Feed your family for less than $10 — if you have some of the ingredients already in the fridge (which, incidentally, may not as energy-efficient as it claims). Earn $20 in flight rewards — by purchasing $12,000 in goods. Take a pain-killer for your bad back — that won’t actually cure it. Oh, and those wrist bands that promise balance and wellbeing? You’d have to be a sucker.
They’re some of the shonkiest products and ploys, according to consumer watchdog Choice, which is naming its annual worst-of-the-worst awards this afternoon. The Commonwealth Bank, Coles, Nurofen and LG have all been named and shamed for ripping off consumers.

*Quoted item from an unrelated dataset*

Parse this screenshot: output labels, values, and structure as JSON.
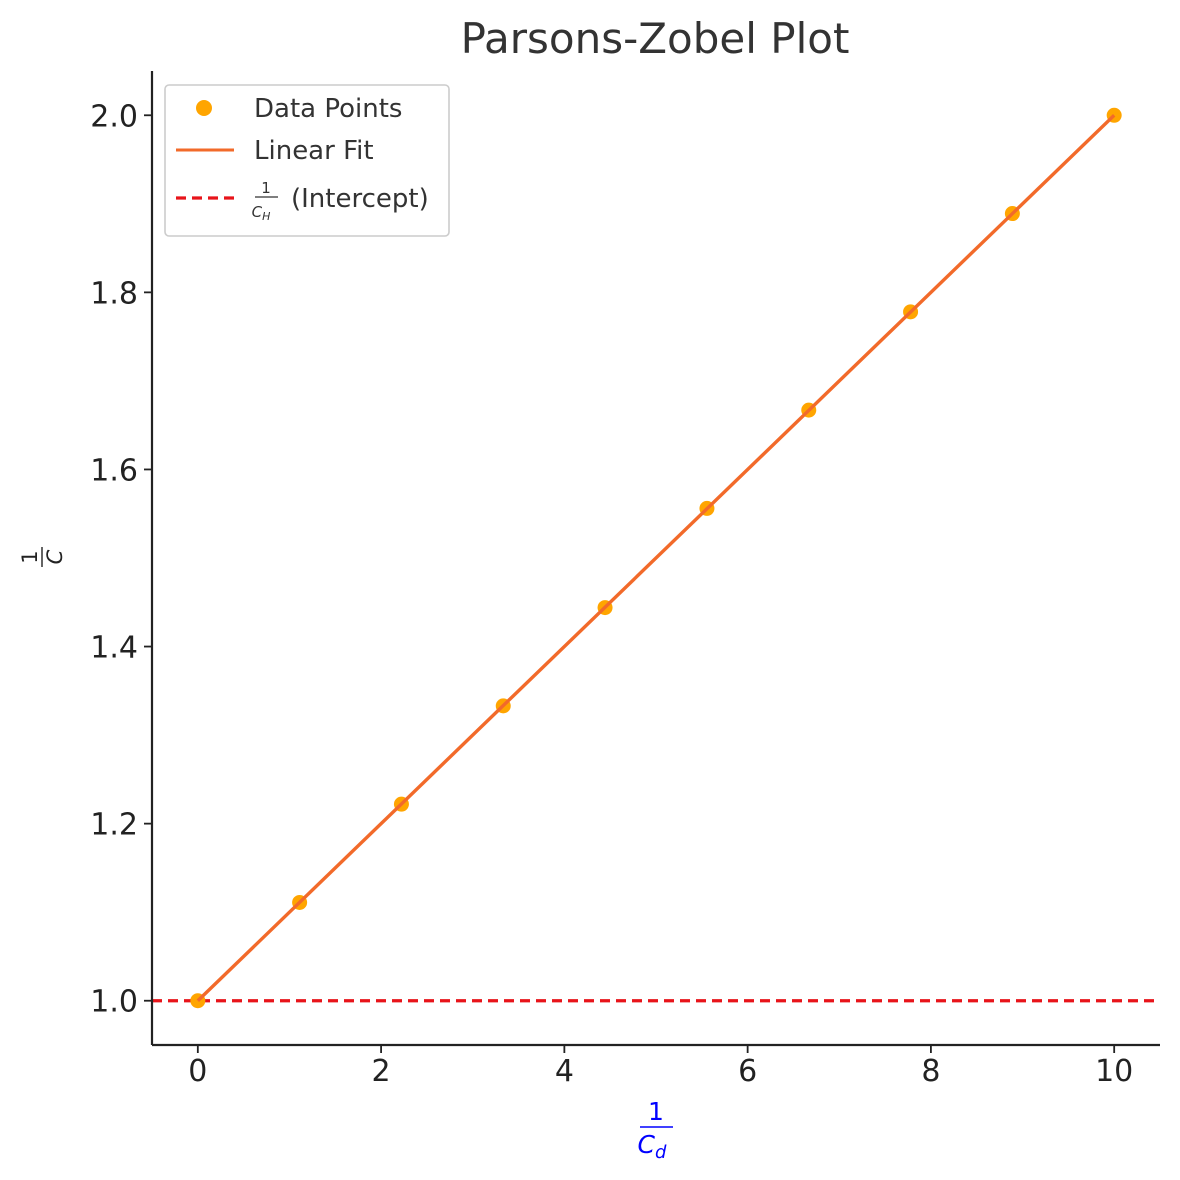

Crikey has already rapped celebrity chef Curtis Stone over the knuckles for promising a $7.76 Coq Au Vin meal for the family that excludes the bottle of wine apparently already in the pantry. Now Choice has awarded his inescapable Coles ads with a Shonky Award for the recipes that will only cost less than $10 if you have a well-stocked cupboard.
The Commonwealth Bank has been called sneaky for its standard awards card, which requires a $12,000 annual spend with American Express (higher for Mastercard/Visa) for a mere $20 in flight rewards. Plus, says Choice, “one point only equals half of one frequent flier and that salient fact is hidden away in some mighty small print”.
Painkillers that promise to target specific pain types have also been exposed as a crock. Nurofen labels pills for back, period, migraine and other types of pain even though they all contain identical ingredients. “The shonkiest aspect of this type of marketing is that the fast-acting painkillers labeled for specific pain types are more expensive,” Choice said in bestowing the unwanted honour at a bay-side Sydney function today.
LG’s side-by-side refrigerator is much more harmful to the environment than its energy star rating suggests, and Choice says the Korean manufacturer has form in overstating how green its washing machines and air conditioners are (LG claims the fridge mix-up was a mistake).
Those miraculous Power Balance wrist bands cost $60 and have won endorsement from sporting superstars Shaquille O’Neal and Rubens Barrichello along with local footy gods Simon Black, Warren Tredrea and Brendan Fevola. Rugby league star Benji Marshall says it “gives me an overall edge”; Australian NBA player Andrew Bogut reckons the bracelet makes him “feel more balanced, more energetic”.
Which is all bunkum according to Choice, which tested them under controlled lab conditions and found “it did little else than empty purchasers’ wallets”.
Choice also warns consumers over extra virgin olive oil, with many brands not nearly as chaste as they claim. Of 28 brands tested half defied their name.
“The mainly Mediterranean manufacturers’ cried foul blaming everyone else in the supply chain. But consumers still aren’t always getting true extra virgin quality at the point of sale, despite paying a premium,” the watchdog chastised. “Ultimately, Choice wants ‘extra virgin’ to be regulated under the Food Standards Code with mandatory requirements that all olive oils labeled ‘extra virgin’ meet basic purity and quality standards for the duration of their expected shelf life, as well as carry a suitable date so that consumers are able to choose the freshest oils.”
Medalist says its ‘recreation rope’ conforms to Australian standards and is suitable for “outdoor recreational use” — but it could prove deadly on your next rock climbing expedition. It’s made from tissue paper and snaps with minimum force.
Buyer beware, says Choice’s Christopher Zinn; despite new consumer and credit laws “we’re continually amazed by marketers’ efforts to take Australians for a ride”. A full list of the Shonky Award winners is available on the Choice website.